The president has the authority to require vaccinations of federal employees, and businesses seeking federal contracts, said Barb McQuade, a former federal prosecutor and law professor at the University of Michigan.

As for private businesses, they are subject to the rules of the Occupational Safety and Health Administration, which is responsible for workplace safety.

"In the same way OSHA can require hard hats at construction sites, it can require vaccines in workplaces," McQuade said. 

Some business owners said OSHA lacks the authority to force private companies to require vaccines. Charlie Kirk, founder of a pro-Trump student organization, tweeted: "Mandating vaccines for our 170+ full time employees at Turning Point USA? No chance. We will sue you Joe Biden, and win."

The military and school districts around the country routinely require vaccinations for potential illnesses, from the mumps to the measles.
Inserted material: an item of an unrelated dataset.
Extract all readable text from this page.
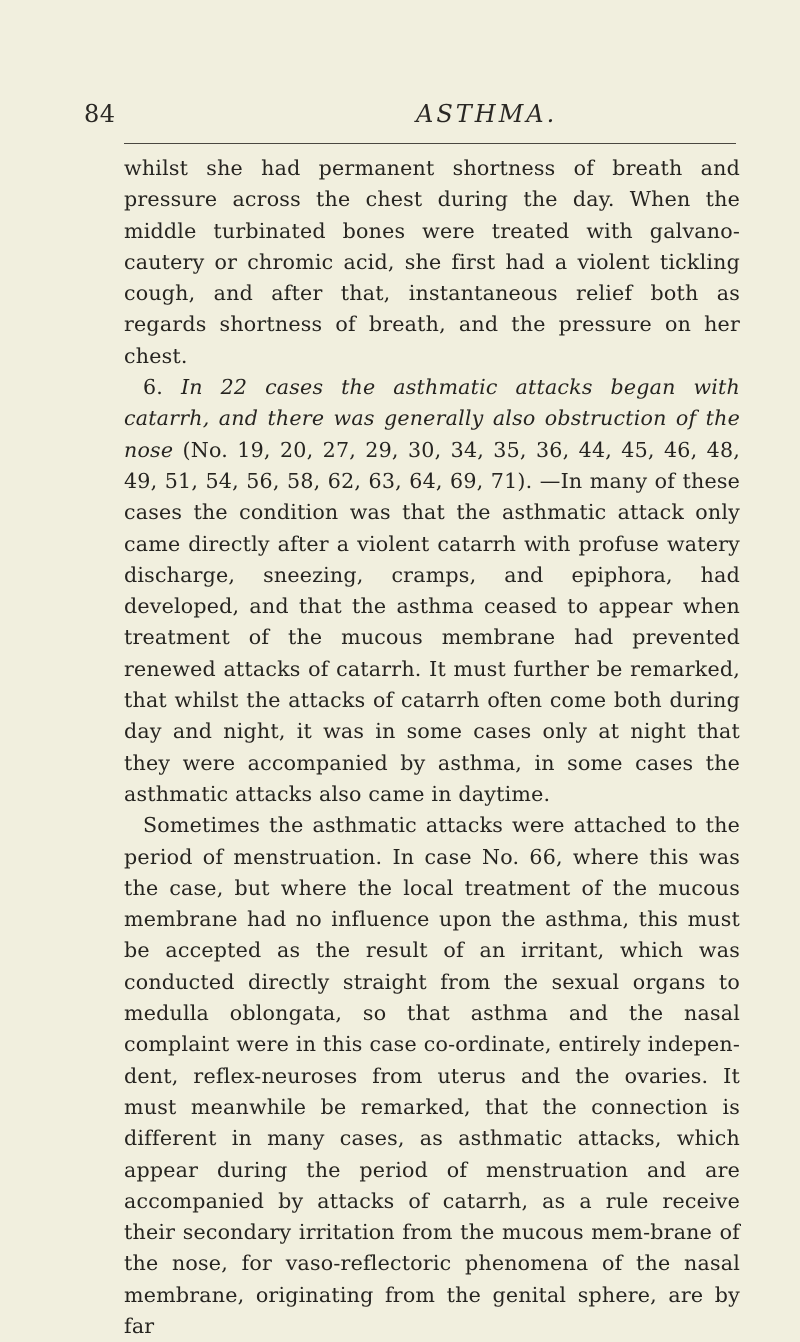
84	ASTHMA.

whilst she had permanent shortness of breath and pressure across the chest during the day. When the middle turbinated bones were treated with galvano-cautery or chromic acid, she first had a violent tickling cough, and after that, instantaneous relief both as regards shortness of breath, and the pressure on her chest.

6. In 22 cases the asthmatic attacks began with catarrh, and there was generally also obstruction of the nose (No. 19, 20, 27, 29, 30, 34, 35, 36, 44, 45, 46, 48, 49, 51, 54, 56, 58, 62, 63, 64, 69, 71). —In many of these cases the condition was that the asthmatic attack only came directly after a violent catarrh with profuse watery discharge, sneezing, cramps, and epiphora, had developed, and that the asthma ceased to appear when treatment of the mucous membrane had prevented renewed attacks of catarrh. It must further be remarked, that whilst the attacks of catarrh often come both during day and night, it was in some cases only at night that they were accompanied by asthma, in some cases the asthmatic attacks also came in daytime.

Sometimes the asthmatic attacks were attached to the period of menstruation. In case No. 66, where this was the case, but where the local treatment of the mucous membrane had no influence upon the asthma, this must be accepted as the result of an irritant, which was conducted directly straight from the sexual organs to medulla oblongata, so that asthma and the nasal complaint were in this case co-ordinate, entirely indepen-dent, reflex-neuroses from uterus and the ovaries. It must meanwhile be remarked, that the connection is different in many cases, as asthmatic attacks, which appear during the period of menstruation and are accompanied by attacks of catarrh, as a rule receive their secondary irritation from the mucous mem-brane of the nose, for vaso-reflectoric phenomena of the nasal membrane, originating from the genital sphere, are by far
Courts have upheld the rights of governments to demand such vaccinations.

Laurence H. Tribe, a professor emeritus at Harvard Law School, said the threatened lawsuits reflect "ideological commitments rather than genuine constitutional analysis." The threatened lawsuits are more political than legal, he said, adding that Republican comments on the Biden plan are in sharp contrast to "the far greater willingness to support unilateral executive actions by former President (Donald) Trump."

A high number of Republican candidates are attacking Biden's plan, especially those involved in competitive GOP primaries.

J.D. Vance, part of a crowded field of candidates seeking the Republican nomination for a U.S. Senate seat in Ohio, even called for "civil disobedience" regarding the Biden plan.

"If all of us ignore this garbage they won’t be able to enforce it," Vance tweeted Friday.

Democrats predicted that voters would punish the Republicans for their resistance to vaccine mandates. In a statement, the Democratic National Committee said their opponents "are once again brazenly siding with COVID and attempting to prolong the pandemic."

A recent poll authorized by the COVID States Project, a multi-university group of scientific researchers, said nearly two-thirds of Americans support government requirements for vaccines in order to defeat the pandemic. 

Tim Miller, a former Republican political strategist, said the mandate issue could appeal to voters who are already upset with Biden over the problems with the military withdrawal from Afghanistan.

Conservatives now have "the same energy to oppose Biden that existed for Clinton/Obama," Miller said, "and so that will help with voter engagement."

Miller said Republicans "are on the wrong side of public opinion" when it comes to vaccines. 

"So that energy might be offset by continued bleed among the college educated suburban voters that decided the 2020 election."

Republican strategist Liz Mair said GOP candidates could have success by appealing to voter concerns about government abusing its powers. But, given the dangers of COVID, Mair added that the Republicans "need to be careful in terms of how they talk about this."

The conservative opposition to the Biden mandates is simply "playing to the base," said Jack Pitney, professor of government at Claremont McKenna College in California.

Pitney said that "many core Republican voters think that just about anything Biden does is illegitimate," especially with respect to the COVID pandemic,

"The GOP's problem is that the vaccinated majority takes a different point of view," Pitney said.